そしてそのスピードを維持したまま一瞬のうちに2機の敵機の懐に潜り込むと、鳴神君はザクの右手に持つ刃の部分が赤熱化した片手斧で2体をすれ違いざまに切り裂き、そこからさらに一歩踏み込みむと、左手に持つマシンガンの銃口を残り1体のコクピットへと押し付け零距離から数発発砲し敵機を撃ち抜ぬきました。こうして鳴神君は私の目の前であっという間に3機の敵機を撃墜してしまいました。
その動きは今日始めたばかりの初心者である私が見ても、実に素晴らしい洗練された動きでした。
[[レンタルガンプラでクイックブーストはキツいなぁ…。まぁレンタルガンプラじゃこんなもんが限界か……。っと、ほら!園田さん!予定通りそっちに1体行ったよ!]]

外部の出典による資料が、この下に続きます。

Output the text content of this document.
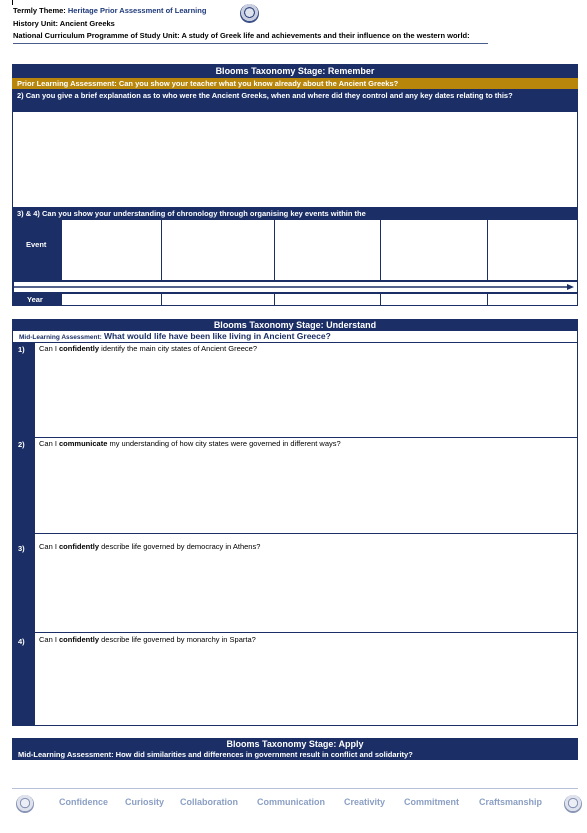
Termly Theme: Heritage Prior Assessment of Learning
History Unit: Ancient Greeks
National Curriculum Programme of Study Unit: A study of Greek life and achievements and their influence on the western world:
Blooms Taxonomy Stage: Remember
Prior Learning Assessment: Can you show your teacher what you know already about the Ancient Greeks?
2) Can you give a brief explanation as to who were the Ancient Greeks, when and where did they control and any key dates relating to this?
3) & 4) Can you show your understanding of chronology through organising key events within the
Event
Year
Blooms Taxonomy Stage: Understand
Mid-Learning Assessment: What would life have been like living in Ancient Greece?
1) Can I confidently identify the main city states of Ancient Greece?
2) Can I communicate my understanding of how city states were governed in different ways?
3) Can I confidently describe life governed by democracy in Athens?
4) Can I confidently describe life governed by monarchy in Sparta?
Blooms Taxonomy Stage: Apply
Mid-Learning Assessment: How did similarities and differences in government result in conflict and solidarity?
Confidence Curiosity Collaboration Communication Creativity Commitment Craftsmanship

鳴神君の見事な操縦に少しの間見惚れていた私でしたが、その声に反応してこちらに向かってくる敵機へと意識を向けます。
「はい!」
私は先程までスナイパーライフルが握られていた右手に新たに握られたマシンガンを構え、私に向かって来る敵機へとターゲットサイトを合わせ引き金を引きます。
その瞬間、左手に構えたマシンガンからはけたたましい音と共に大量の銃弾が吐き出され、狙い定めた敵機へと殺到していきました。
やがてレーダー上の敵機の光点が消えたのを確認した私は引き金から手を離します。そして激しい銃撃による砂ぼこりが収まると、そこには、大量の銃弾によってボロボロになった敵機が横たわっていたのでした。
[[上出来!上出来!まぁちょっと撃ち過ぎで弾が勿体無かったけど初めてなら上出来だよ!向かってくる敵機に怯まずにトリガーを引けるなんてスゴいよ!]]
今さらになって心臓の鼓動が激しく脈打ちます。初めての戦闘で私は軽い興奮と戸惑いを感じましたが、それ以上に私の心はただ“楽しい”と言う感情に支配されていました。
「これが…ガンプラバトル…。」
幼馴染みに誘われ、少し仲良くなったクラスメイトと共に始めたガンプラバトルが、私の後の人生に大きな影響を与えるなんて、この頃の私は全く知りもしませんでした。
そして、このすぐ後に恐るべき強敵が迫っていた事も…。